George Eliot (born Mary Anne Evans) has been called “the great English novelist of ideas” (A.S. Byatt), and Virginia Woolf famously called Middlemarch “one of the few English novels written for grown-up people.” Set in the period of 1830 to1832, Middlemarch is a complex and psychologically incisive narrative that examines English provincial life through the interrelationships of a varied cast of characters, focusing on issues such as individual aspiration and ambition, the possibilities and limits in women’s lives, social roles and the relationships among classes, and questions of purpose and morality in a society where the religious passions of the past have largely receded. Classes will combine informal lecture and discussion.

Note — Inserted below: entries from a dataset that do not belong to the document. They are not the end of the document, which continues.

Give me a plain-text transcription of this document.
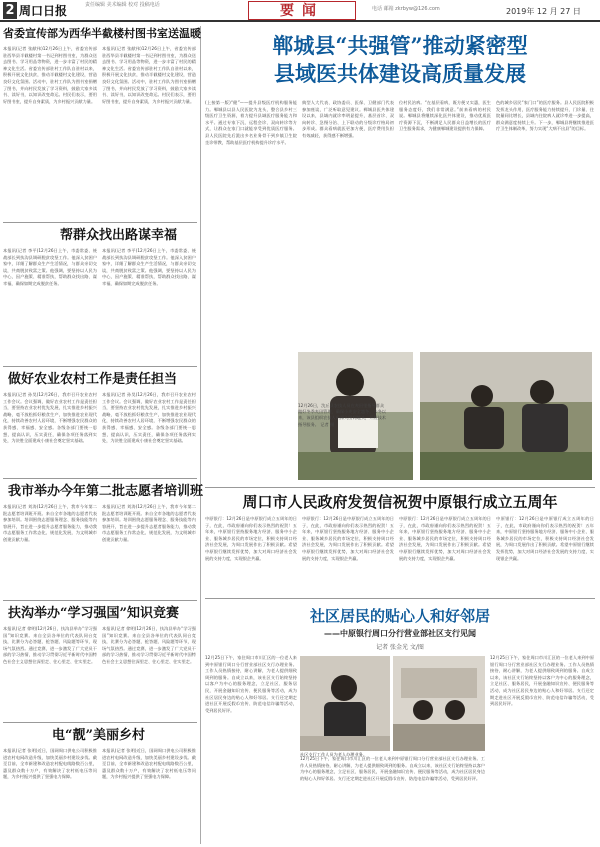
2 周口日报	责任编辑 美术编辑 校对 投稿电话	要闻	电话 邮箱 zkrbyw@126.com	2019年 12 月 27 日
省委宣传部为西华半截楼村图书室送温暖
本报讯(记者 张献伟)12月26日上午，省委宣传部驻西华县半截楼村第一书记到村图书室，为群众送去图书、学习用品等物资，进一步丰富了村民的精神文化生活。省委宣传部驻村工作队自驻村以来，积极开展文化扶贫，推动半截楼村文化建设，营造良好文化氛围。活动中，驻村工作队为图书室捐赠了图书，并向村民发放了学习资料，鼓励大家多读书、读好书，以知识改变命运。村民们表示，要用好图书室，提升自身素质，为乡村振兴贡献力量。
本报讯(记者 张献伟)12月26日上午，省委宣传部驻西华县半截楼村第一书记到村图书室，为群众送去图书、学习用品等物资，进一步丰富了村民的精神文化生活。省委宣传部驻村工作队自驻村以来，积极开展文化扶贫，推动半截楼村文化建设，营造良好文化氛围。活动中，驻村工作队为图书室捐赠了图书，并向村民发放了学习资料，鼓励大家多读书、读好书，以知识改变命运。村民们表示，要用好图书室，提升自身素质，为乡村振兴贡献力量。
帮群众找出路谋幸福
本报讯(记者 李平)12月26日上午，市委常委、统战部长到扶沟县调研脱贫攻坚工作。他深入贫困户家中，详细了解群众生产生活情况，与群众亲切交谈，共商脱贫致富之策。他强调，要坚持以人民为中心，因户施策、精准帮扶，帮助群众找出路、谋幸福，确保如期完成脱贫任务。
本报讯(记者 李平)12月26日上午，市委常委、统战部长到扶沟县调研脱贫攻坚工作。他深入贫困户家中，详细了解群众生产生活情况，与群众亲切交谈，共商脱贫致富之策。他强调，要坚持以人民为中心，因户施策、精准帮扶，帮助群众找出路、谋幸福，确保如期完成脱贫任务。
做好农业农村工作是责任担当
本报讯(记者 孙昊)12月26日，我市召开农业农村工作会议。会议强调，做好农业农村工作是责任担当，要坚持农业农村优先发展，扎实推进乡村振兴战略，毫不放松抓好粮食生产，加快推进农业现代化，持续改善农村人居环境，不断增强农民群众的获得感、幸福感、安全感。各级各部门要统一思想，提高认识，压实责任，确保各项任务落到实处，为决胜全面建成小康社会奠定坚实基础。
本报讯(记者 孙昊)12月26日，我市召开农业农村工作会议。会议强调，做好农业农村工作是责任担当，要坚持农业农村优先发展，扎实推进乡村振兴战略，毫不放松抓好粮食生产，加快推进农业现代化，持续改善农村人居环境，不断增强农民群众的获得感、幸福感、安全感。各级各部门要统一思想，提高认识，压实责任，确保各项任务落到实处，为决胜全面建成小康社会奠定坚实基础。
我市举办今年第二批志愿者培训班
本报讯(记者 刘涛)12月26日上午，我市今年第二批志愿者培训班开班。来自全市各地的志愿者代表参加培训。培训围绕志愿服务理念、服务技能等内容展开，旨在进一步提升志愿者服务能力，推动我市志愿服务工作常态化、规范化发展，为文明城市创建贡献力量。
本报讯(记者 刘涛)12月26日上午，我市今年第二批志愿者培训班开班。来自全市各地的志愿者代表参加培训。培训围绕志愿服务理念、服务技能等内容展开，旨在进一步提升志愿者服务能力，推动我市志愿服务工作常态化、规范化发展，为文明城市创建贡献力量。
扶沟举办“学习强国”知识竞赛
本报讯(记者 徐明)12月26日，扶沟县举办“学习强国”知识竞赛。来自全县各单位的代表队同台竞技，比赛分为必答题、抢答题、风险题等环节，现场气氛热烈。通过竞赛，进一步激发了广大党员干部的学习热情，推动学习贯彻习近平新时代中国特色社会主义思想往深里走、往心里走、往实里走。
本报讯(记者 徐明)12月26日，扶沟县举办“学习强国”知识竞赛。来自全县各单位的代表队同台竞技，比赛分为必答题、抢答题、风险题等环节，现场气氛热烈。通过竞赛，进一步激发了广大党员干部的学习热情，推动学习贯彻习近平新时代中国特色社会主义思想往深里走、往心里走、往实里走。
电“靓”美丽乡村
本报讯(记者 张明)近日，国网周口供电公司积极推进农村电网改造升级，加快美丽乡村建设步伐。截至目前，全市新建和改造农村配电线路数百公里，惠及群众数十万户，有效解决了农村低电压等问题，为乡村振兴提供了坚强电力保障。
本报讯(记者 张明)近日，国网周口供电公司积极推进农村电网改造升级，加快美丽乡村建设步伐。截至目前，全市新建和改造农村配电线路数百公里，惠及群众数十万户，有效解决了农村低电压等问题，为乡村振兴提供了坚强电力保障。
郸城县“共强管”推动紧密型
县域医共体建设高质量发展
(上接第一版)“健”——提升县级医疗机构服务能力。郸城县以县人民医院为龙头，整合县乡村三级医疗卫生资源，着力提升县域医疗服务能力和水平。通过专家下沉、远程会诊、双向转诊等方式，让群众在家门口就能享受到优质医疗服务。县人民医院先后派出多名业务骨干到乡镇卫生院坐诊带教，帮助基层医疗机构提升诊疗水平。
典型人大代表、政协委员、医保、卫健部门代表参加座谈，广泛听取意见建议。郸城县医共体建设以来，县域内就诊率明显提升，基层首诊、双向转诊、急慢分治、上下联动的分级诊疗格局初步形成。群众看病就医更加方便，医疗费用负担有效减轻，获得感不断增强。
位村民治病。“在基层看病，既方便又实惠，医生服务态度好，我们非常满意。”前来看病的村民说。郸城县将继续深化医共体建设，推动优质医疗资源下沉，不断满足人民群众日益增长的医疗卫生服务需求，为健康郸城建设提供有力保障。
色的城乡居民“家门口”的医疗服务。县人民医院积极发挥龙头作用，医疗服务能力持续提升，门诊量、住院量同比增长，县域内住院病人就诊率进一步提高，群众满意度持续上升。下一步，郸城县将继续推进医疗卫生体制改革，努力实现“大病不出县”的目标。
12月26日，沈丘县农技人员在麦田里指导群众做好冬季麦田管理，确保小麦安全越冬。今冬以来，该县组织农技人员深入田间地头，开展技术指导服务。 记者 摄
周口市人民政府发贺信祝贺中原银行成立五周年
中原银行：12月26日是中原银行成立五周年的日子，在此，市政府谨向你们表示热烈的祝贺！五年来，中原银行坚持服务地方经济、服务中小企业、服务城乡居民的市场定位，积极支持周口经济社会发展，为周口发展作出了积极贡献。希望中原银行继续发挥优势，加大对周口经济社会发展的支持力度，实现银企共赢。
中原银行：12月26日是中原银行成立五周年的日子，在此，市政府谨向你们表示热烈的祝贺！五年来，中原银行坚持服务地方经济、服务中小企业、服务城乡居民的市场定位，积极支持周口经济社会发展，为周口发展作出了积极贡献。希望中原银行继续发挥优势，加大对周口经济社会发展的支持力度，实现银企共赢。
中原银行：12月26日是中原银行成立五周年的日子，在此，市政府谨向你们表示热烈的祝贺！五年来，中原银行坚持服务地方经济、服务中小企业、服务城乡居民的市场定位，积极支持周口经济社会发展，为周口发展作出了积极贡献。希望中原银行继续发挥优势，加大对周口经济社会发展的支持力度，实现银企共赢。
中原银行：12月26日是中原银行成立五周年的日子，在此，市政府谨向你们表示热烈的祝贺！五年来，中原银行坚持服务地方经济、服务中小企业、服务城乡居民的市场定位，积极支持周口经济社会发展，为周口发展作出了积极贡献。希望中原银行继续发挥优势，加大对周口经济社会发展的支持力度，实现银企共赢。
社区居民的贴心人和好邻居
——中原银行周口分行营业部社区支行见闻
记者 张金光 文/图
12月25日下午，家住周口市川汇区的一位老人来到中原银行周口分行营业部社区支行办理业务。工作人员热情接待，耐心讲解，为老人提供细致周到的服务。自成立以来，该社区支行始终坚持以客户为中心的服务理念，立足社区、服务居民，开展金融知识宣传、便民服务等活动，成为社区居民身边的贴心人和好邻居。支行还定期走进社区开展反假币宣传、防范电信诈骗等活动，受到居民好评。
12月25日下午，家住周口市川汇区的一位老人来到中原银行周口分行营业部社区支行办理业务。工作人员热情接待，耐心讲解，为老人提供细致周到的服务。自成立以来，该社区支行始终坚持以客户为中心的服务理念，立足社区、服务居民，开展金融知识宣传、便民服务等活动，成为社区居民身边的贴心人和好邻居。支行还定期走进社区开展反假币宣传、防范电信诈骗等活动，受到居民好评。
12月25日下午，家住周口市川汇区的一位老人来到中原银行周口分行营业部社区支行办理业务。工作人员热情接待，耐心讲解，为老人提供细致周到的服务。自成立以来，该社区支行始终坚持以客户为中心的服务理念，立足社区、服务居民，开展金融知识宣传、便民服务等活动，成为社区居民身边的贴心人和好邻居。支行还定期走进社区开展反假币宣传、防范电信诈骗等活动，受到居民好评。
社区支行工作人员为老人办理业务。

Please note: This class is given in conjunction with George Eliot, Her Life and Ideas. You may take either course or both.

For the first class, please read the Prelude and Book I (Miss Brooke).

Required reading: George Eliot, Middlemarch, Penguin Classics (paperback), ISBN 978-0-14-310772-9

Nancy Travis, professor emeritus, Berkshire Community College earned a M.A.T. at Johns Hopkins University and taught English at BCC from 1976 – 2011.